On September 6, Cordray went before the Senate Banking Committee for his confirmation hearing. He met with far more polite treatment from Republican members than Warren ever had, but Republican senators reiterated their pledge to block any nomination to the C.F.P.B. until their demands for changes to the agency were met. Whether they will back down from that promise is anyone’s guess. But the C.F.P.B. will be under fire either way, as will Dodd-Frank. Today, with the battle over regulating Wall Street already an issue in the 2012 presidential race, there are at least a dozen bills and amendments floating around Congress that would weaken the C.F.P.B. or kill it outright. How hard the Obama administration will fight the attacks is another question. The president’s concessions to Republicans on the debt-ceiling deal inspired little confidence among the agency’s supporters. But a new Obama appears to have suddenly emerged—one who, perhaps propelled by his sagging approval ratings and the coming campaign, has suddenly stopped compromising “with himself,” as The New York Times recently editorialized. An Obama who—with his jobs plan and his call for economic fairness in cutting the deficit, including raising taxes on corporations and the rich—seems, for the moment, to be taking a stand for Main Street.
As for Elizabeth Warren, on September 14, ending weeks of speculation, she officially announced that she was entering the Massachusetts Senate race.

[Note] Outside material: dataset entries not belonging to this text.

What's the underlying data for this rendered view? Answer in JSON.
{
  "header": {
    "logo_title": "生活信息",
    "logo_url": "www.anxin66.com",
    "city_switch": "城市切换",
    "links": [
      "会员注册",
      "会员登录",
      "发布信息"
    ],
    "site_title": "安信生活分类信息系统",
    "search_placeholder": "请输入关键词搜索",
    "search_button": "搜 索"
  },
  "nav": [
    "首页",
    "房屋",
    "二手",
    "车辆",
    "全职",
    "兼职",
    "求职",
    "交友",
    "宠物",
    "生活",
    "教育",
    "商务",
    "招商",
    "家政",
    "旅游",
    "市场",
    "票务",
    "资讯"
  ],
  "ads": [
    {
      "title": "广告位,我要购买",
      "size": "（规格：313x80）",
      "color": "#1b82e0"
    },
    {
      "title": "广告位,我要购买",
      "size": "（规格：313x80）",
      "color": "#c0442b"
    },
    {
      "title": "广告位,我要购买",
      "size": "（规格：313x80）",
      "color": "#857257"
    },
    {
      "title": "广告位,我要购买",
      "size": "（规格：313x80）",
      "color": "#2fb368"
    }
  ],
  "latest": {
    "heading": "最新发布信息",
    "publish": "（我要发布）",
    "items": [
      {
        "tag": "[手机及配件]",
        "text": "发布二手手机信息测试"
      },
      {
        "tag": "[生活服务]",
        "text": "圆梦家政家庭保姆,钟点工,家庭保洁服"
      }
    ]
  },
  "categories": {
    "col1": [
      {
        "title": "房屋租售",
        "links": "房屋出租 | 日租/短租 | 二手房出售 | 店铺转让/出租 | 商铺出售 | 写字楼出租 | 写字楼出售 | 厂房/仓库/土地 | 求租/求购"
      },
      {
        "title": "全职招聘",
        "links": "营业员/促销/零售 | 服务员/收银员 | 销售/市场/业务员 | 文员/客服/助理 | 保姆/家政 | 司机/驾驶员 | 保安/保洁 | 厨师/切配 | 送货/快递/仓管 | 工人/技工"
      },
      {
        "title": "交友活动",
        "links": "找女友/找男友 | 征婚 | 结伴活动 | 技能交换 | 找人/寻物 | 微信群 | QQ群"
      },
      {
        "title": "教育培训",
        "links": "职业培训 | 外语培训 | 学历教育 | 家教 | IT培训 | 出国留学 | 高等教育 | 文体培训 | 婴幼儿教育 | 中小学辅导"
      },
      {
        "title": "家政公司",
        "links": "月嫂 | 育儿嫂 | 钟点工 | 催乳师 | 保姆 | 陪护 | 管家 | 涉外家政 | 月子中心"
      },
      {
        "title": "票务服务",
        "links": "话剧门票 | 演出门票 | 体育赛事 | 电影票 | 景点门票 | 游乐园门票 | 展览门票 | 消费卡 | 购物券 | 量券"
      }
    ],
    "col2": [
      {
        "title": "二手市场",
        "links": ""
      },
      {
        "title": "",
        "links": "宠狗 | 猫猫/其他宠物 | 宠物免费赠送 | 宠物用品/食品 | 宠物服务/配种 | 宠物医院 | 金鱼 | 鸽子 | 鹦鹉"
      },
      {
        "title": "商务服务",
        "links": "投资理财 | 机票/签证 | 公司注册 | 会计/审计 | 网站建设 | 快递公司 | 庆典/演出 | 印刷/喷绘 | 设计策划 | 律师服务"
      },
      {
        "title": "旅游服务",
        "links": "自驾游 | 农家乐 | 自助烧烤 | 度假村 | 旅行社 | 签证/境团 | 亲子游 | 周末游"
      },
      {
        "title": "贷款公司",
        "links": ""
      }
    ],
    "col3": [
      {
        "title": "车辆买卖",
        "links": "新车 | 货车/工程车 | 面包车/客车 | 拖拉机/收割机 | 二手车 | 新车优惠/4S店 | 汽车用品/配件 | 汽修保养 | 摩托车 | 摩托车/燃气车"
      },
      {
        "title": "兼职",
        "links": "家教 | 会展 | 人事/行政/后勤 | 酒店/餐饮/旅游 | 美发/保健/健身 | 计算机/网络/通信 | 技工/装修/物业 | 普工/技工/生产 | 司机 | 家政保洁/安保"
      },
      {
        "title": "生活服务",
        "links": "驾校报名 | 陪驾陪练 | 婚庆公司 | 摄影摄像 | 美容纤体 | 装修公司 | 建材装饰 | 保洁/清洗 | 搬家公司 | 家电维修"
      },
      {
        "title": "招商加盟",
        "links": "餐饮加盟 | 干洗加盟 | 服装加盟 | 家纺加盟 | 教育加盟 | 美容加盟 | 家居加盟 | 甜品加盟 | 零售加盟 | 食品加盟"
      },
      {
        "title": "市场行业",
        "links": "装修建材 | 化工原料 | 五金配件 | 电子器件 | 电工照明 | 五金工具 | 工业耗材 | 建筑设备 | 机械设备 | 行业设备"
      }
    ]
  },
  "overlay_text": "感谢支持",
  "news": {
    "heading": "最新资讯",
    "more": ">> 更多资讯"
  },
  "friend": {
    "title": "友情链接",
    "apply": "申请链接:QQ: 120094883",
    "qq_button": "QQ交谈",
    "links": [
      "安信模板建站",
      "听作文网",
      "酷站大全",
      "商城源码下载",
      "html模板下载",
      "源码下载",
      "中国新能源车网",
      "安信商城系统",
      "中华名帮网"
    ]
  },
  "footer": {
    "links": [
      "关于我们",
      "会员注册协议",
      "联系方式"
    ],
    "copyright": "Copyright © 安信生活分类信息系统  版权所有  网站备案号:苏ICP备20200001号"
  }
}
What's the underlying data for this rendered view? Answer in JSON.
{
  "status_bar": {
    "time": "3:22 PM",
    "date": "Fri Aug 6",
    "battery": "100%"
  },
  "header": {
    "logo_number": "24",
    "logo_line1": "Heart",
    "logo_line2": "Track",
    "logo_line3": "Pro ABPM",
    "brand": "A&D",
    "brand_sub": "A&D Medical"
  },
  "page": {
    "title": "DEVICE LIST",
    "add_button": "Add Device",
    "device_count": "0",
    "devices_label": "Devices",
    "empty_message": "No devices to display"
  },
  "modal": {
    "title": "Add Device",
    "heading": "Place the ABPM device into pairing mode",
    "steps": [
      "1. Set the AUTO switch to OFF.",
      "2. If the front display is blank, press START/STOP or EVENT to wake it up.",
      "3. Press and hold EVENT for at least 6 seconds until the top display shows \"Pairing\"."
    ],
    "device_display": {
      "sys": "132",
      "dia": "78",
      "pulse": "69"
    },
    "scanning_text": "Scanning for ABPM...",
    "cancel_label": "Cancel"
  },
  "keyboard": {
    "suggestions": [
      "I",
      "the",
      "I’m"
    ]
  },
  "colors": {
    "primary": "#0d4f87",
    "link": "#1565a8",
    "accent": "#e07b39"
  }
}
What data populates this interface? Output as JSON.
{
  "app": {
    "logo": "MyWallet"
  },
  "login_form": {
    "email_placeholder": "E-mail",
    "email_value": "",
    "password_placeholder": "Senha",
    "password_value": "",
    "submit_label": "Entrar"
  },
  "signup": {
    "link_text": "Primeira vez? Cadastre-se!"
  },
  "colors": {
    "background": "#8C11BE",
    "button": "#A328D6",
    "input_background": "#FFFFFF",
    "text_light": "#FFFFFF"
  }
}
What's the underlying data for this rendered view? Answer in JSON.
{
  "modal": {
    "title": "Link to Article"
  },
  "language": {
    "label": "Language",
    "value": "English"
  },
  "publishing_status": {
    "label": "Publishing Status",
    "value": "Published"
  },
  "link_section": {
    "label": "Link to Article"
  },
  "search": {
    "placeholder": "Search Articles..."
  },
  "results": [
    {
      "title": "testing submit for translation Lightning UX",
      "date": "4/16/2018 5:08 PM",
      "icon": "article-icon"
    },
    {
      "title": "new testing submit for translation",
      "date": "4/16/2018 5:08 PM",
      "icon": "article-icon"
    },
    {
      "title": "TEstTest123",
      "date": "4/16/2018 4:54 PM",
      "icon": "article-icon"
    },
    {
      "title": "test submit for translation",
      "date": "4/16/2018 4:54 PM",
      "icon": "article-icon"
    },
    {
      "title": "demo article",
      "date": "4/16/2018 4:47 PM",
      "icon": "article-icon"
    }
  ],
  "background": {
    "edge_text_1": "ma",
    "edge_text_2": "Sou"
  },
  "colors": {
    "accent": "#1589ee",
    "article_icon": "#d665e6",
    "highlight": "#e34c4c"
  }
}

Today, Warren is considered the Democratic front-runner in what is likely to be one of the most closely watched congressional elections next year. In early September, one poll put her within nine points of Scott Brown—even before she had announced her candidacy. A few weeks later, after her official entry into the field, another poll had her ahead of Brown by two points.
Speaking from a car on her way from one campaign event to another, Warren told me that the stakes are too high for her not to run, too high not to try to continue the fight “for the middle class.” Too high not to try to bring it into the belly of the beast, to the floor of the U.S. Congress. Middle-class families “are getting hammered and you know Washington doesn’t get it,” she said. “G.E. doesn’t pay any taxes and we are asking college kids to take on even more debt to get an education, and asking seniors to get by on less. These aren’t just economic questions. These are moral questions.”
Although heavily lobbied by leading Democrats to run, Warren was warned by many that the fight would be brutal. Even her brother David told her, “Don’t do this, it’s too nasty.” Looking back on her time in Washington, though, and the months she spent setting up and fighting for the C.F.P.B., she says, “I’ve done brutal.”
But the fight for Ted Kennedy’s old Senate seat is expected to redefine brutal. A Republican golden boy and Wall Street favorite, Brown was rolling in campaign money—some $10 million—even before Warren’s announcement, thanks in large part to the financial industry’s largesse. With Warren in the race, the Republican party and the nation’s corporatocracy is expected to flood Brown’s coffers with even more cash.